Mama, My Coat's Too Big -
Rising early on the fourth day of a New Year seems prudent and wise but also a little desperate. I am eager to start a new chapter, to begin again, to write a different story for this stagnant old soul, not with movement, but in the way of growth.
I remember when my sister Nancy and I were kids, my mom would buy us a new coat every other year, so when it was your turn, you knew the coat would be too big until June or July - so it would last. A new year, in this case, felt stiff and ill-fitted even though I tried to wear my oversized finery with pride. It would take a long time before the coat was a good fit, but inevitably, at the end of two years, I had outgrown that garment, and I was ready to slip into something with room to grow. Wasn't my mama brilliant?
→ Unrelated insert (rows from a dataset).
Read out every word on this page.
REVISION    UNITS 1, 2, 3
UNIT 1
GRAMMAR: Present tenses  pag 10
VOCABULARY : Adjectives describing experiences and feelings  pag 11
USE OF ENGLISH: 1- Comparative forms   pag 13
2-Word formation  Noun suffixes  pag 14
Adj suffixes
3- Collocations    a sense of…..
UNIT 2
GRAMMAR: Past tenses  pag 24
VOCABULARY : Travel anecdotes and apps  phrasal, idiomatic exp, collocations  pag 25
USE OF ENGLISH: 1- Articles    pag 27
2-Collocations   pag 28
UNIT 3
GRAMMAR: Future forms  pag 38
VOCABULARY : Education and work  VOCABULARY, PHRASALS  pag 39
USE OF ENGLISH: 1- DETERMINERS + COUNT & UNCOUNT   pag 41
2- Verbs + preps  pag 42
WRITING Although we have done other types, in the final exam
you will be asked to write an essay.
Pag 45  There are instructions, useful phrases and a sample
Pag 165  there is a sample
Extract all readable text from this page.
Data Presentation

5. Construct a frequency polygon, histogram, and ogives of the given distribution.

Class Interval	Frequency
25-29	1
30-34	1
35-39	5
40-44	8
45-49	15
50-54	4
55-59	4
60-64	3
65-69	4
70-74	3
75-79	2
I read somewhere that our lives are shaped not only by what we choose to let go but also by what we choose to begin, and it doesn't matter how precarious it sounds to anyone else. When I'm standing on the threshold of a new year, slipping into something that is not a good fit - yet, I get to pick and choose the opportunities that I think will not only challenge me but allow me to grow.
And with all that, may our beautiful sun rise to meet us each day, and while I'm trying to capture it all with my iPhone, I'll be whispering to myself, "Thank you, Mama, for the oversized coat because now I know what hope looks like.”